Everyone loves the idea of the diaspora when it’s just about accents and “international perspectives,” right? A little exotic seasoning to sprinkle on your diversity panel. But living in the diaspora isn’t just airport codes and WhatsApp calls across time zones. It’s exile. It’s grief with no funeral. It’s shouting in a language your children might never fully understand.
My aunt tells me she left Zimbabwe with a backpack of hope and a head full of borrowed dreams. And you know what she found out there? Loneliness in high definition. Racism wearing a suit. People who asked where she was from and then blinked blankly when they heard “Harare.”
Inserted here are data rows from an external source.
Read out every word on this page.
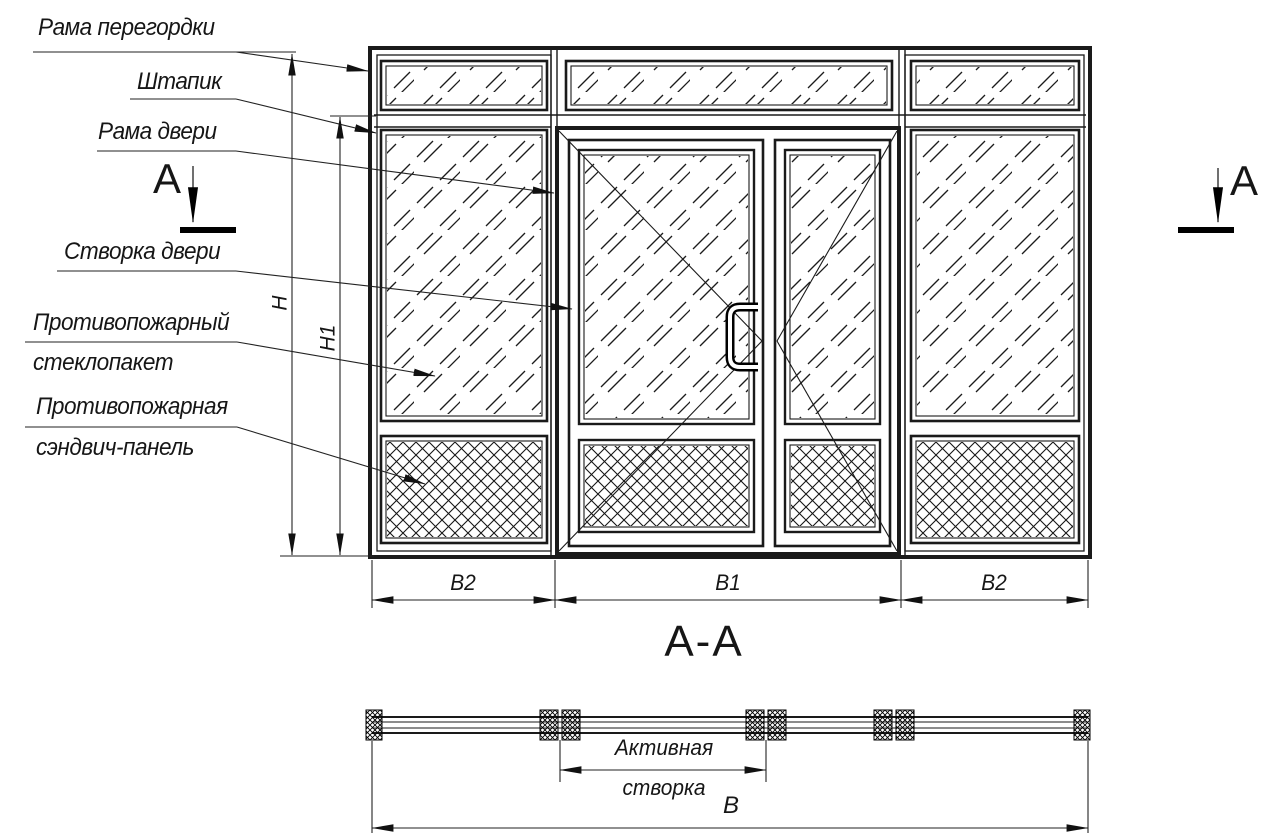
Рама перегордки
Штапик
Рама двери
Створка двери
Противопожарный
стеклопакет
Противопожарная
сэндвич-панель
А	А
Н
Н1
В2	В1	В2
А-А
Активная
створка
В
Like her whole nation was just a footnote in some NGO report.
Out there, you’re too foreign to belong, but too assimilated to return. And when you do come back—if you dare—you get side-eyed like you’re some ghost of privilege. “Ah, diaspora people, they think they know better.” No. They don’t think they know better. They’re just tired of pretending that leaving fixed them.
It didn’t. It fragmented them.
Let’s stop romanticizing the diaspora. It’s not glamorous—it’s survival. And even now, my aunt carries Zimbabwe in her throat like a hymn she’s afraid to forget. She writes about it, speaks on it, dreams in it—because she’s terrified the silence will swallow it whole.
Diaspora isn’t an escape. It’s an extension. And sometimes, it’s a burden you carry quietly until you remember—it’s also a bridge.